Dunbar is a South Londonderry farmer and educator whose concerns include education funding and taxes. He said tax breaks and increased broadband access could help boost the district's population.

Goodwin, of Weston, is a retired federal employee and certified public accountant. He has served on school boards and lists preservation of local school choice among his priorities along with economic development.

Aside from two Liberty Union candidates, there is no opposition for any other Windham County state House seat:

-- Windham 1 (Vernon and Guilford, one seat): Republican state Rep. Mike Hebert is unopposed.

-- Windham 2-1 (portion of Brattleboro, one seat): Democratic state Rep. Valerie Stuart is unopposed.

-- Windham 2-2 (portion of Brattleboro, one seat): Democratic state Rep. Mollie Burke is unopposed.

-- Windham 2-3 (portion of Brattleboro, one seat): Democrat Tristan Toleno defeated Kate O'Connor in the primary and is opposed by Liberty Union candidate Ian Diamondstone.
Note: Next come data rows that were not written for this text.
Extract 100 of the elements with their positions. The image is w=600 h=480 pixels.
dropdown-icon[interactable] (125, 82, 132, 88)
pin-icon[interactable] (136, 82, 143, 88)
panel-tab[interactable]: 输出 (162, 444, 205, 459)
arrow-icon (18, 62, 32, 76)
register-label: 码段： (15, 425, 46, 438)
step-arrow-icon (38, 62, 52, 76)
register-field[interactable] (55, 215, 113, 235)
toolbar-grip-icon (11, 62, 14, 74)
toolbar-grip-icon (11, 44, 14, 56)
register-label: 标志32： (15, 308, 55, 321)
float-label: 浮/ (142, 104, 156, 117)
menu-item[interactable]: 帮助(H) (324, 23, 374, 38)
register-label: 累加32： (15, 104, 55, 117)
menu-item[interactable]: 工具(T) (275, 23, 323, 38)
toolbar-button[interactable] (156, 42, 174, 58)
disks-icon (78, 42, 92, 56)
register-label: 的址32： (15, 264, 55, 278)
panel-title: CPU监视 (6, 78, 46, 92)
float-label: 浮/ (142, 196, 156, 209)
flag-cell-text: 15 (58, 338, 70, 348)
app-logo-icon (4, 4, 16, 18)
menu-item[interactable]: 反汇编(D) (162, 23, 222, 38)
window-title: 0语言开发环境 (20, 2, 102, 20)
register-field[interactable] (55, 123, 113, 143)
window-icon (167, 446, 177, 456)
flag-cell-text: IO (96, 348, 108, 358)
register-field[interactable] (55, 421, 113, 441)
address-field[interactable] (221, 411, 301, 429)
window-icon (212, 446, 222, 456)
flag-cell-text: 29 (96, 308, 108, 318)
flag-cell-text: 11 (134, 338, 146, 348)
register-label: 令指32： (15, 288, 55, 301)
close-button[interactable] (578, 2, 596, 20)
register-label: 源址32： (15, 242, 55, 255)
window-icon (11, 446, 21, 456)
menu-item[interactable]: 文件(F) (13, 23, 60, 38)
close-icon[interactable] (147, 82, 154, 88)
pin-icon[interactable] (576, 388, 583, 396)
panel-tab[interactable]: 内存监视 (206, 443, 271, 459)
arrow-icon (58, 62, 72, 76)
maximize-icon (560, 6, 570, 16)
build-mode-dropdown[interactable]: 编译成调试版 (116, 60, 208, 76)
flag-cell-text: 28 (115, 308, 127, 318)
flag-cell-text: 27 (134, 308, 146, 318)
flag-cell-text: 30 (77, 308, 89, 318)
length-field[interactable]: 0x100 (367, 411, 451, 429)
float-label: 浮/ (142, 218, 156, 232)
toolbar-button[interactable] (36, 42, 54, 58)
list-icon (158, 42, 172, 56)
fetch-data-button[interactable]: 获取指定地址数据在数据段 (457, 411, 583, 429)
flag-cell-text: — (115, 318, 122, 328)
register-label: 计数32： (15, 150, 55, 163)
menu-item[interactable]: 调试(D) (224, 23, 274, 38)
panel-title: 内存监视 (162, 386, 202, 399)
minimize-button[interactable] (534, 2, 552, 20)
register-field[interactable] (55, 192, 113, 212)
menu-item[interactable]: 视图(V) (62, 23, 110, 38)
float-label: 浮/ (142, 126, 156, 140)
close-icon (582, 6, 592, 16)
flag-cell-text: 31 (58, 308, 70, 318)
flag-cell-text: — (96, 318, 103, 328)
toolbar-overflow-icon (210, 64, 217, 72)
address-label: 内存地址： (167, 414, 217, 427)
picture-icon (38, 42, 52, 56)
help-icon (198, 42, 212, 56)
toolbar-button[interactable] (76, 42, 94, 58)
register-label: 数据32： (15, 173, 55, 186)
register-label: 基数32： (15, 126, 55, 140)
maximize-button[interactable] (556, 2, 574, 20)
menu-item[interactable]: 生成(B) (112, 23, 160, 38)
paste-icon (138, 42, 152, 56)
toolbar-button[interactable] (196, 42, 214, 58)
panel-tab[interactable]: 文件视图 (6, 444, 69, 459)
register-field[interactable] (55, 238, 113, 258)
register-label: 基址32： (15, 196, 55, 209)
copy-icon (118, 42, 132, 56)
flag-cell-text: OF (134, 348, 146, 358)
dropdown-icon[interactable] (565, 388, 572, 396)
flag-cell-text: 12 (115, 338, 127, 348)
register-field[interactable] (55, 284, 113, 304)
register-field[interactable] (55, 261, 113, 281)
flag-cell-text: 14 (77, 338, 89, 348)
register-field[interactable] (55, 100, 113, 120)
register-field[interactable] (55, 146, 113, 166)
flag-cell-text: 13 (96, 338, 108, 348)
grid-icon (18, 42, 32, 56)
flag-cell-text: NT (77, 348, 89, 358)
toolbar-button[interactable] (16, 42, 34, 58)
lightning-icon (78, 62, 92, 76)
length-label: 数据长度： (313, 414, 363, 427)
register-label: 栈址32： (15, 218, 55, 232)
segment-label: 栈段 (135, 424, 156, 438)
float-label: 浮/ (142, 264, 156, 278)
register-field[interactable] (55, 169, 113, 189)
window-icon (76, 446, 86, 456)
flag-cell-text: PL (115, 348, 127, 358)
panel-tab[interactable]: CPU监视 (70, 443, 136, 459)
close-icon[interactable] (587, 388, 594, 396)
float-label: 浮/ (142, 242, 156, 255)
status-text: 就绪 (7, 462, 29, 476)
-- Windham 3 (Athens, Brookline, Grafton, Rockingham, Windham and part of Westminster; two seats): Democratic state Reps. Carolyn Partridge and Matthew Trieber are unopposed, having defeated Chris Moore in the primary.

-- Windham 4 (Dummerston, Putney and part of Westminster; two seats): Democratic state Reps. David Deen and Mike Mrowicki are opposed by Liberty Union candidate Owen Diamondstone.

-- Windham 5 (Marlboro, Newfane and Townshend; one seat): Democratic state Rep. Richard Marek is unopposed.

-- Windham 6 (Halifax, Wilmington and part of Whitingham; one seat): Democratic state Rep. Ann Manwaring is unopposed.

-- Windham-Bennington (Dover, Readsboro, Searsburg, Somerset, Stamford, Wardsboro and part of Whitingham; one seat): Democratic state Rep. John Moran is unopposed.